Escaping Unknown Discontinuous Regions in Blackbox Optimization

Abstract

The design of key nonlinear systems often requires the use of expensive blackbox simulations presenting inherent discontinuities whose positions in the variable space cannot be analytically predicted. Without further precautions, the solution of related optimization problems leads to design configurations which may be close to discontinuities of the blackbox output functions. These discontinuities may betray unsafe regions of the design space, such as nonlinear resonance regions. To account for possible changes of operating conditions, an acceptable solution must be away from unsafe regions of the space of variables. The objective of this work is to solve a constrained blackbox optimization problem with the additional constraint that the solution should be outside unknown zones of discontinuities or strong variations of the objective function or the constraints.

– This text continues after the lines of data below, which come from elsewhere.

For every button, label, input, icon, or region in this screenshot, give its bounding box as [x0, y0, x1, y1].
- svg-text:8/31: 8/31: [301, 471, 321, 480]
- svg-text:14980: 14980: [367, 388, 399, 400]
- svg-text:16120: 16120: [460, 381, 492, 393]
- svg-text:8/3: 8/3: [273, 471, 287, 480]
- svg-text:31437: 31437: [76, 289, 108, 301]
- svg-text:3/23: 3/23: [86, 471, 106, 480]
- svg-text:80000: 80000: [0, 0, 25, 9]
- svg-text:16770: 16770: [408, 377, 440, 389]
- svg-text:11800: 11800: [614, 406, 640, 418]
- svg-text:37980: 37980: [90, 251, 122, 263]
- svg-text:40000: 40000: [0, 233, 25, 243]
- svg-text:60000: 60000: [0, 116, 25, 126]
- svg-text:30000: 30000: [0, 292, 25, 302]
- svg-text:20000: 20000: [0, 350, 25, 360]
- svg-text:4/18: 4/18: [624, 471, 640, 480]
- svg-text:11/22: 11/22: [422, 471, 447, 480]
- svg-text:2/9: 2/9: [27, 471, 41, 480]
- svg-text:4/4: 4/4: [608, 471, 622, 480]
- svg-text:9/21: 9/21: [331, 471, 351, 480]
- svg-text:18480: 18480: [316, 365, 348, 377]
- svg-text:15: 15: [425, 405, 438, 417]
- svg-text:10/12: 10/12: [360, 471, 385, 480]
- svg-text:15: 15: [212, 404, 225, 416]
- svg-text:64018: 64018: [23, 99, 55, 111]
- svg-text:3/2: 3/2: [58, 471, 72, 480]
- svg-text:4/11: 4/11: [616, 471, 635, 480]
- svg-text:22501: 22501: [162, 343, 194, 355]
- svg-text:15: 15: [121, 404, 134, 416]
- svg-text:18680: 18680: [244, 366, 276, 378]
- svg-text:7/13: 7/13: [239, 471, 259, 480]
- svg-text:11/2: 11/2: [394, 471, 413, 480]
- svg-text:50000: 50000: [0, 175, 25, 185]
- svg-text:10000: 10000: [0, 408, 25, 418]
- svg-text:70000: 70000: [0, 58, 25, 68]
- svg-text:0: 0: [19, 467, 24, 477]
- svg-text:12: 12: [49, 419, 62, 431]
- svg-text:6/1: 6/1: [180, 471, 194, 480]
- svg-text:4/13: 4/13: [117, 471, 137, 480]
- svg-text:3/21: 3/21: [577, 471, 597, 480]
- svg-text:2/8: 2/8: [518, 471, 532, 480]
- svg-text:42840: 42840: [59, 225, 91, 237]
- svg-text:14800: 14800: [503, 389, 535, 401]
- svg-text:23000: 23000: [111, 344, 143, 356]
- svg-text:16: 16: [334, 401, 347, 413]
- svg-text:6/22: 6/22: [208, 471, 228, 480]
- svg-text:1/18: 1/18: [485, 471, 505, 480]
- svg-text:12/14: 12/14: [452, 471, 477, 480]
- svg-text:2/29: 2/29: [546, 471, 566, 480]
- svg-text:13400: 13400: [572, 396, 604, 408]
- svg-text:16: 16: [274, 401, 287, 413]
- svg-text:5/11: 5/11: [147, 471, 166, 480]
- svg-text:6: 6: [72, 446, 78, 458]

The proposed approach is an extension of the mesh adaptive direct search (\sf Mads) algorithm and aims at building a series of inner approximations of these zones. The algorithm, called \sf DiscoMADS, relies on two main mechanisms: revealing discontinuities and progressively escaping the surrounding zones. A convergence analysis supports the algorithm and preserves the optimality conditions of \sf Mads. Numerical tests are conducted on analytical problems and on three engineering problems illustrating the following possible applications of the algorithm: the design of a simplified truss, the synthesis of a chemical component, and the design of a turbomachine blade. The \sf DiscoMADS algorithm successfully solves these problems by providing a feasible solution away from discontinuous regions.